By her own admission, Mairi had come out to Berlin expecting a peaceful and satisfactory resolution: they would track down her missing singer, clear up whatever mess had been left and move on towards the album launch and the US tour. Instead it now looked like one of Mairi’s young charges was dead and the other in imminent danger of following her.
At this point her response was still in the denial phase.
‘Damien said Monica was always tapping away on her laptop, on the bus and in the dressing room. Everyone must have been aware of that. So this document must have been copied by Jan or another of Bodo’s Bad Candy crew while she was on stage, presumably post-Rostock. But if these people suddenly made Monica disappear, surely the police or her family would check her computer and find the original? Then the discrepancies between the full account and the edited one would only draw attention to Bodo.’
‘I don’t think they copied it from her laptop,’ Parlabane replied. ‘She calls it a blog. That implies web-based.’
‘That could just be a modern term. She mentions how “diary” sounds too old-fashioned.’
‘This wasn’t written on Word. There’s weird line-breaks all over the place. It was copy-pasted from another source, like WordPress or Movable Type. I think somebody – on the bus or in the dressing room – surreptitiously watched her log in and clocked her password.’
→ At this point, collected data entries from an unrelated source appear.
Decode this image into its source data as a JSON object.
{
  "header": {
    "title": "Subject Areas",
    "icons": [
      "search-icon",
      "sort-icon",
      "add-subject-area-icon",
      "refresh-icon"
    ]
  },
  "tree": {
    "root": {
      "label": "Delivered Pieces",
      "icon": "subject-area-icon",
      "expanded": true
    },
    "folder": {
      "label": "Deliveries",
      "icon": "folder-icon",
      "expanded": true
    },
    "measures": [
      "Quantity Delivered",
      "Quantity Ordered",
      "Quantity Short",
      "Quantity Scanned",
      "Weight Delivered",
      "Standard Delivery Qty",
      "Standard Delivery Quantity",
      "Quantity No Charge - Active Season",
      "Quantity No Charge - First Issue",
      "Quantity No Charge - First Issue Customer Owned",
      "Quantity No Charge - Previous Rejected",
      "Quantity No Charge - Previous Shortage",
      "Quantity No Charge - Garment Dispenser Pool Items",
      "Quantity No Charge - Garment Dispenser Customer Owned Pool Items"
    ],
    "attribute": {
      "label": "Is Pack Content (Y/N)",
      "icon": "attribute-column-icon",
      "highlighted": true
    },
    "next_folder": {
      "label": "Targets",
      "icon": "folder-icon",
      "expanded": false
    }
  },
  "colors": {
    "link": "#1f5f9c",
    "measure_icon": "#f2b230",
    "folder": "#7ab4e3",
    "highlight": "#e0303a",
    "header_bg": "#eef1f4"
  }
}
‘What difference does that make?’
‘It means it’s stored online and they can access it at any time, from anywhere. Bodo can erase the original from his office desk in Berlin, replacing it with this version as the definitive. Then suddenly you don’t only have an explanation for Heike vanishing, you’ve got a guilt-racked suicide note from Monica as well.’
Mairi closed the document on her iPad and opened up her browser.
‘I’m booking us on the first flight home. We need to reach Monica and find out what’s missing from that blog. I doubt she’ll spill anything over the phone because she did a very good butter-wouldn’t-melt act the last time I spoke to her, but we can prove that it’s in her best interests to tell the truth.’
‘Plus we can threaten to leak scuddy photos of her if she doesn’t play ball,’ Parlabane suggested. ‘Just saying.’
Mairi glared at him in momentary incredulity, then laughed with exasperated relief. It had taken her a while to decide he was joking, but to be fair, Parlabane couldn’t have said for certain that he was.
‘Oh, Jack.’
She rested her head on his shoulder as the tension of the last few minutes gave way to a moment of welcome levity. This in turn precipitated a few gentle tears, but she was more determined than upset.
She selected flights for the next morning, leaving Tegel early and changing at Heathrow for Glasgow. He watched her book them on her iPad, saying nothing to remind her that there was a good chance he’d be arrested once he was back in the UK. He’d known there was no avoiding that: it wasn’t like he was planning to flee to a non-extradition country. If it was going to happen, it was going to happen. He just hoped it didn’t happen before they found Monica, and saw no need to further worry Mairi.